There are a lot of benefits of data scalability. The size and the variety of data that enterprises have to deal with have become more complex and larger.
Traditional relational databases provide certain benefits, but they are not suitable to handle big and various data. That is when data lake products started gaining popularity, and since then, more companies introduced lake solutions as part of their data infrastructure. As the demand for the data solutions increased, cloud companies like AWS also jumped in and began providing managed data lake solutions with AWS Athena and S3. These services have powerful and convenient features. However, they are not perfect for all users and use cases. In this article, we will discuss shortcomings of indexing in Athena and S3 and how we can deal with them.
AWS Athena and S3
AWS Athena and S3 are separate services. AWS Athena is a query service that allows users to analyze data in S3 using standard SQL syntax. Athena is serverless and managed by AWS. Athena and other AWS serverless services have a similar pricing structure – it lets you pay only for what you use. S3 is one of the first-generation services of AWS. You can store different types of files and use them like cloud storage. Both combined, you use SQL to query what’s stored in S3.
Limits of Athena
Although Athena has great features and provides cost benefits, as you use it, you will find some limitations of Athena.
When you use Athena, the computation resources to run your queries are not something you can control. When you execute an Athena query, a request goes to the shared queue that comes from all Athena users in your region and AWS processes the requested query sequentially. This means when you execute a query in a busy time, you will have to wait longer to get your query processed and result back. Under this environment, you can not guarantee consistent performance, which can have a negative impact on service agreement with your customers.
In traditional relational database engines, users can plan indexing to improve performance. However, Athena does not use indexing by default. When you run a query, Athena goes to the targeted S3 bucket and starts opening each file until it meets the requests of your query. For example, when the data is located at the last file, your query will take longer than when you can find your data from the first scanned file. It might not make much difference when your data size is small. However, when your data is big, this makes a big difference. To mitigate this performance issue, AWS recommends partitioning.
You can improve query performance by partitioning your data. However, partitioning also has limits, and it is not easy to use. You have to carefully decide based on which column you want to partition. When you choose a wrong column, re-partitioning can make you move the entire data into a new bucket location, alter the table to refer to the new bucket location, and then delete the old data.

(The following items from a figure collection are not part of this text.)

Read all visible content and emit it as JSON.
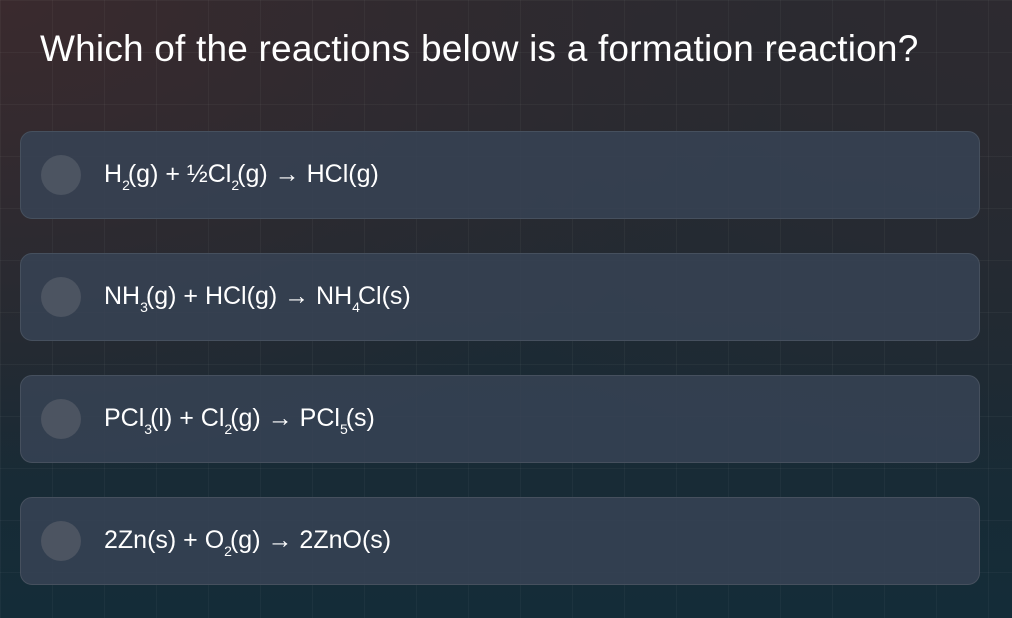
{
  "question": "Which of the reactions below is a formation reaction?",
  "colors": {
    "card": "#374355",
    "radio": "#4c5461",
    "text": "#ffffff"
  },
  "options": [
    {
      "selected": false,
      "segments": [
        {
          "t": "H"
        },
        {
          "s": "2"
        },
        {
          "t": "(g) + ½Cl"
        },
        {
          "s": "2"
        },
        {
          "t": "(g) → HCl(g)"
        }
      ]
    },
    {
      "selected": false,
      "segments": [
        {
          "t": "NH"
        },
        {
          "s": "3"
        },
        {
          "t": "(g) + HCl(g) → NH"
        },
        {
          "s": "4"
        },
        {
          "t": "Cl(s)"
        }
      ]
    },
    {
      "selected": false,
      "segments": [
        {
          "t": "PCl"
        },
        {
          "s": "3"
        },
        {
          "t": "(l) + Cl"
        },
        {
          "s": "2"
        },
        {
          "t": "(g) → PCl"
        },
        {
          "s": "5"
        },
        {
          "t": "(s)"
        }
      ]
    },
    {
      "selected": false,
      "segments": [
        {
          "t": "2Zn(s) + O"
        },
        {
          "s": "2"
        },
        {
          "t": "(g) → 2ZnO(s)"
        }
      ]
    }
  ]
}
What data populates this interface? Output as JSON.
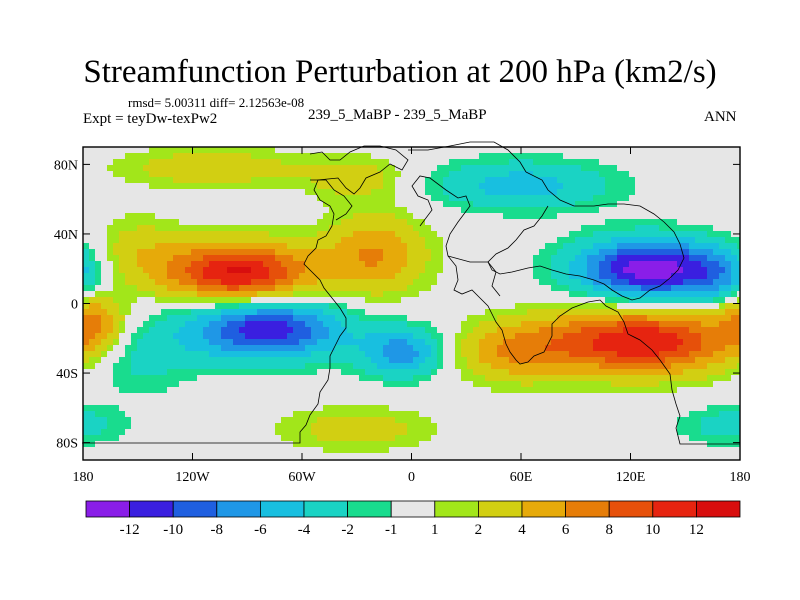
{
  "chart_data": {
    "type": "heatmap",
    "title": "Streamfunction Perturbation at 200 hPa (km2/s)",
    "stats": "rmsd= 5.00311 diff= 2.12563e-08",
    "left_label": "Expt = teyDw-texPw2",
    "center_label": "239_5_MaBP - 239_5_MaBP",
    "right_label": "ANN",
    "x_axis": {
      "range": [
        -180,
        180
      ],
      "ticks": [
        -180,
        -120,
        -60,
        0,
        60,
        120,
        180
      ],
      "tick_labels": [
        "180",
        "120W",
        "60W",
        "0",
        "60E",
        "120E",
        "180"
      ]
    },
    "y_axis": {
      "range": [
        -90,
        90
      ],
      "ticks": [
        80,
        40,
        0,
        -40,
        -80
      ],
      "tick_labels": [
        "80N",
        "40N",
        "0",
        "40S",
        "80S"
      ]
    },
    "colorbar": {
      "levels": [
        -12,
        -10,
        -8,
        -6,
        -4,
        -2,
        -1,
        1,
        2,
        4,
        6,
        8,
        10,
        12
      ],
      "labels": [
        "-12",
        "-10",
        "-8",
        "-6",
        "-4",
        "-2",
        "-1",
        "1",
        "2",
        "4",
        "6",
        "8",
        "10",
        "12"
      ],
      "colors": [
        "#8a1ee8",
        "#3a1fe0",
        "#1f5fe0",
        "#1f97e6",
        "#18bfe0",
        "#1ad3c4",
        "#19dc8e",
        "#e6e6e6",
        "#a2e61a",
        "#d2cf12",
        "#e6aa0a",
        "#e67d08",
        "#e6500a",
        "#e62410",
        "#d80e0e"
      ]
    },
    "field_centers": [
      {
        "lon": -95,
        "lat": 18,
        "amp": 12.5,
        "slon": 28,
        "slat": 12
      },
      {
        "lon": -20,
        "lat": 28,
        "amp": 6.0,
        "slon": 20,
        "slat": 16
      },
      {
        "lon": -150,
        "lat": 30,
        "amp": 3.0,
        "slon": 18,
        "slat": 14
      },
      {
        "lon": -110,
        "lat": 78,
        "amp": 3.5,
        "slon": 35,
        "slat": 8
      },
      {
        "lon": -30,
        "lat": 72,
        "amp": 3.0,
        "slon": 20,
        "slat": 9
      },
      {
        "lon": -80,
        "lat": -15,
        "amp": -11.5,
        "slon": 30,
        "slat": 12
      },
      {
        "lon": -5,
        "lat": -28,
        "amp": -7.0,
        "slon": 16,
        "slat": 10
      },
      {
        "lon": -150,
        "lat": -30,
        "amp": -3.0,
        "slon": 22,
        "slat": 15
      },
      {
        "lon": 130,
        "lat": 20,
        "amp": -13.5,
        "slon": 28,
        "slat": 12
      },
      {
        "lon": 60,
        "lat": 68,
        "amp": -5.0,
        "slon": 35,
        "slat": 10
      },
      {
        "lon": 170,
        "lat": 15,
        "amp": -4.0,
        "slon": 15,
        "slat": 12
      },
      {
        "lon": 125,
        "lat": -22,
        "amp": 12.0,
        "slon": 38,
        "slat": 13
      },
      {
        "lon": 55,
        "lat": -28,
        "amp": 5.0,
        "slon": 22,
        "slat": 12
      },
      {
        "lon": -175,
        "lat": -10,
        "amp": 6.0,
        "slon": 12,
        "slat": 12
      },
      {
        "lon": -30,
        "lat": -72,
        "amp": 3.0,
        "slon": 30,
        "slat": 9
      },
      {
        "lon": 175,
        "lat": -70,
        "amp": -3.0,
        "slon": 20,
        "slat": 8
      }
    ]
  }
}
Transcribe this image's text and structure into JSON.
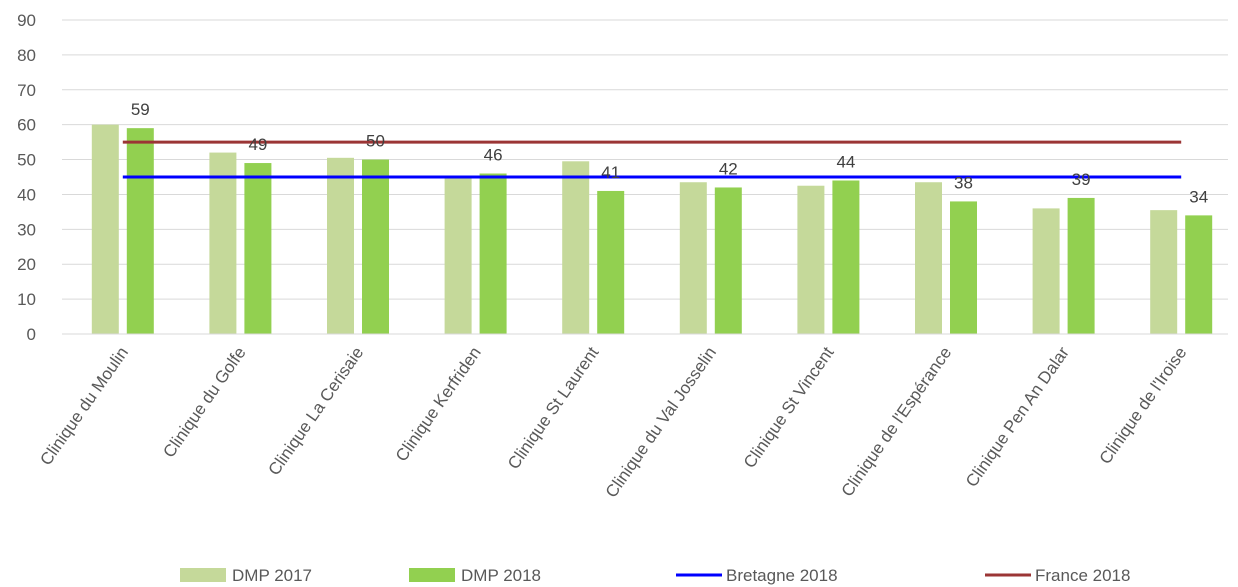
{
  "chart_data": {
    "type": "bar",
    "categories": [
      "Clinique du Moulin",
      "Clinique du Golfe",
      "Clinique La Cerisaie",
      "Clinique Kerfriden",
      "Clinique St Laurent",
      "Clinique du Val Josselin",
      "Clinique St Vincent",
      "Clinique de l'Espérance",
      "Clinique Pen An Dalar",
      "Clinique de l'Iroise"
    ],
    "series": [
      {
        "name": "DMP 2017",
        "kind": "bar",
        "color": "#c5d99a",
        "values": [
          60,
          52,
          50.5,
          45,
          49.5,
          43.5,
          42.5,
          43.5,
          36,
          35.5
        ]
      },
      {
        "name": "DMP 2018",
        "kind": "bar",
        "color": "#92d050",
        "values": [
          59,
          49,
          50,
          46,
          41,
          42,
          44,
          38,
          39,
          34
        ],
        "data_labels": [
          "59",
          "49",
          "50",
          "46",
          "41",
          "42",
          "44",
          "38",
          "39",
          "34"
        ]
      },
      {
        "name": "Bretagne 2018",
        "kind": "line",
        "color": "#0000ff",
        "value": 45
      },
      {
        "name": "France 2018",
        "kind": "line",
        "color": "#9b3535",
        "value": 55
      }
    ],
    "ylim": [
      0,
      90
    ],
    "yticks": [
      "0",
      "10",
      "20",
      "30",
      "40",
      "50",
      "60",
      "70",
      "80",
      "90"
    ],
    "grid": true,
    "legend_position": "bottom"
  }
}
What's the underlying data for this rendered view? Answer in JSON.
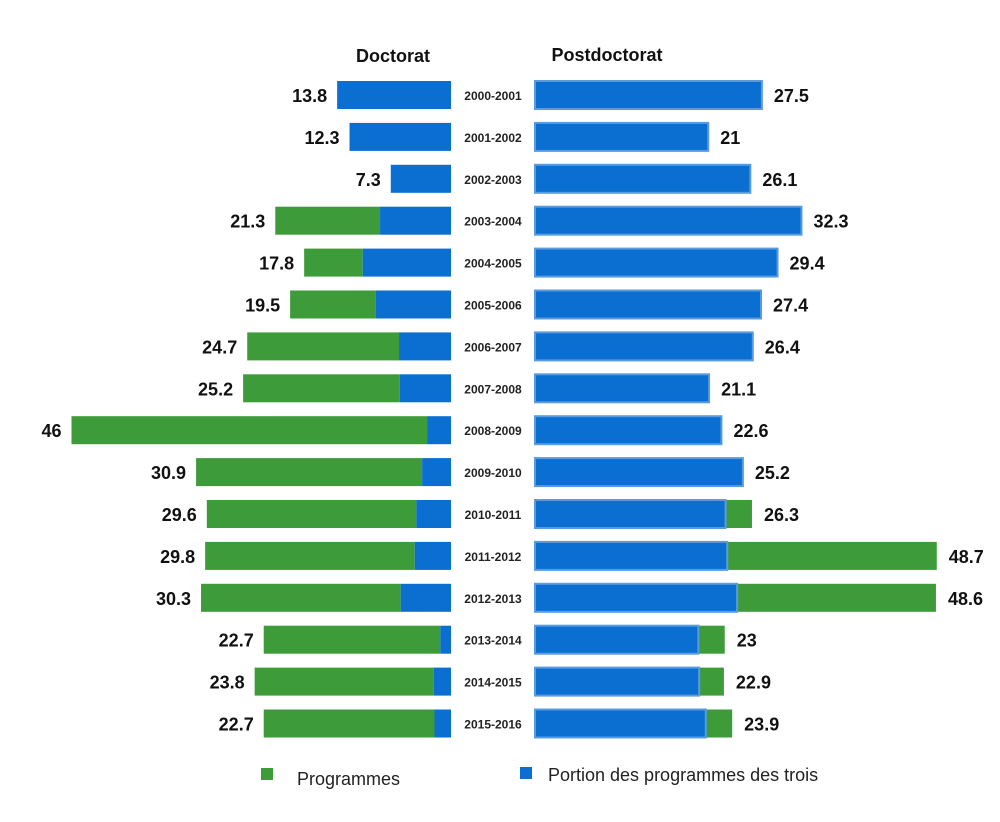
{
  "chart_data": {
    "type": "bar",
    "orientation": "horizontal-butterfly",
    "left_title": "Doctorat",
    "right_title": "Postdoctorat",
    "categories": [
      "2000-2001",
      "2001-2002",
      "2002-2003",
      "2003-2004",
      "2004-2005",
      "2005-2006",
      "2006-2007",
      "2007-2008",
      "2008-2009",
      "2009-2010",
      "2010-2011",
      "2011-2012",
      "2012-2013",
      "2013-2014",
      "2014-2015",
      "2015-2016"
    ],
    "doctorat": {
      "totals": [
        13.8,
        12.3,
        7.3,
        21.3,
        17.8,
        19.5,
        24.7,
        25.2,
        46,
        30.9,
        29.6,
        29.8,
        30.3,
        22.7,
        23.8,
        22.7
      ],
      "portion": [
        13.8,
        12.3,
        7.3,
        8.6,
        10.7,
        9.1,
        6.3,
        6.2,
        2.9,
        3.5,
        4.2,
        4.4,
        6.1,
        1.3,
        2.1,
        2.0
      ]
    },
    "postdoctorat": {
      "totals": [
        27.5,
        21,
        26.1,
        32.3,
        29.4,
        27.4,
        26.4,
        21.1,
        22.6,
        25.2,
        26.3,
        48.7,
        48.6,
        23,
        22.9,
        23.9
      ],
      "portion": [
        27.5,
        21,
        26.1,
        32.3,
        29.4,
        27.4,
        26.4,
        21.1,
        22.6,
        25.2,
        23.1,
        23.3,
        24.5,
        19.8,
        19.9,
        20.7
      ]
    },
    "labels": {
      "doctorat": [
        "13.8",
        "12.3",
        "7.3",
        "21.3",
        "17.8",
        "19.5",
        "24.7",
        "25.2",
        "46",
        "30.9",
        "29.6",
        "29.8",
        "30.3",
        "22.7",
        "23.8",
        "22.7"
      ],
      "postdoctorat": [
        "27.5",
        "21",
        "26.1",
        "32.3",
        "29.4",
        "27.4",
        "26.4",
        "21.1",
        "22.6",
        "25.2",
        "26.3",
        "48.7",
        "48.6",
        "23",
        "22.9",
        "23.9"
      ]
    },
    "legend": [
      {
        "name": "Programmes",
        "color": "#3e9b39"
      },
      {
        "name": "Portion des programmes des trois",
        "color": "#0a6fd0"
      }
    ],
    "legend_position": "bottom",
    "grid": false
  },
  "colors": {
    "programmes": "#3e9b39",
    "portion": "#0a6fd0",
    "portion_stroke": "#5a9be0"
  }
}
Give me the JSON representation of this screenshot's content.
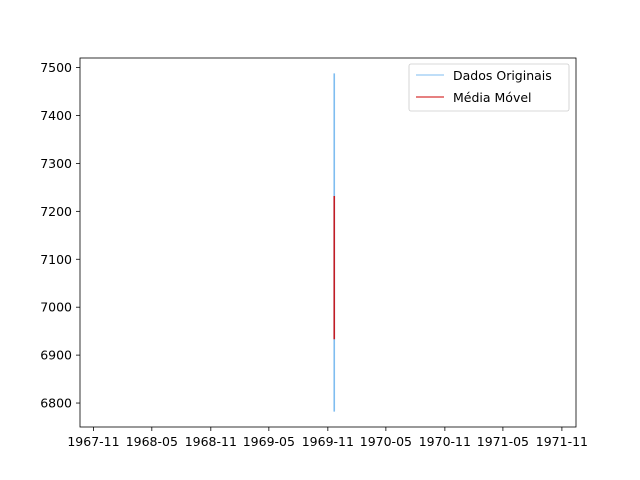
{
  "chart_data": {
    "type": "line",
    "title": "",
    "xlabel": "",
    "ylabel": "",
    "x_axis_type": "date",
    "xlim": [
      "1967-09-20",
      "1971-12-15"
    ],
    "ylim": [
      6750,
      7520
    ],
    "x_ticks": [
      "1967-11",
      "1968-05",
      "1968-11",
      "1969-05",
      "1969-11",
      "1970-05",
      "1970-11",
      "1971-05",
      "1971-11"
    ],
    "y_ticks": [
      6800,
      6900,
      7000,
      7100,
      7200,
      7300,
      7400,
      7500
    ],
    "grid": false,
    "legend_position": "top-right",
    "series": [
      {
        "name": "Dados Originais",
        "color": "#7fbdf0",
        "x": [
          "1969-11-21",
          "1969-11-21"
        ],
        "y": [
          6782,
          7488
        ]
      },
      {
        "name": "Média Móvel",
        "color": "#cc0000",
        "x": [
          "1969-11-21",
          "1969-11-21"
        ],
        "y": [
          6933,
          7232
        ]
      }
    ]
  }
}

Because Athena uses the data storage that works like a file system, it does not allow you to update or delete at a row or a column level. Alternatively, you can run CTAS (Create Table AS) or INSERT INTO query. However, when you use them, you can only create up to 100 partitions in a destination table. That may sound large enough. Depending on what base column you use for partitioning, that limit can be reached unexpectedly fast.
How to improve indexing
When there is a problem, it becomes an opportunity. Since Athena is one of the most popular data lake query services, many users experience these problems and companies develop solutions to eliminate the inconvenience and performance issues. When it is hard to overcome shortcomings within AWS, people sometimes look outside to find a solution.
For the indexing and partitioning limitations of AWS, users could consider Varada’s big data indexing technology; it automatically indexes columns according to workload demands. Their indexing data breaks data, across any column, into nano blocks and then automatically selects the most efficient index for each nano-block considering data content and structure. In the back-end, their machine-learning optimization tools monitor cluster performance and data usage to detect bottlenecks and query performances. When it finds an optimization opportunity, it automatically applies improvements.
The result is a faster query result and optimized cost. This source shares performance comparisons across different metrics. One noticeable difference is the first experiment. The query was to find a specific ID and between specific time ranges as below.
... FROM demo_trips.trips_data WHERE rider_id = 3380311 AND t_hour between 7 AND 10
The result showed that Athena took 40.96 seconds and 132.0GB scanned while Varada took 0.57 and 245KB scanned.
The result tells you that depending on your partition, there can be a massive difference. In data engineering, besides partitioning, there are many areas to be taken care of. If engineers have to manage partitioning, it can slow down other important tasks. When you have data lake infrastructure in AWS, relying on a third party solution like Varada is something you can consider.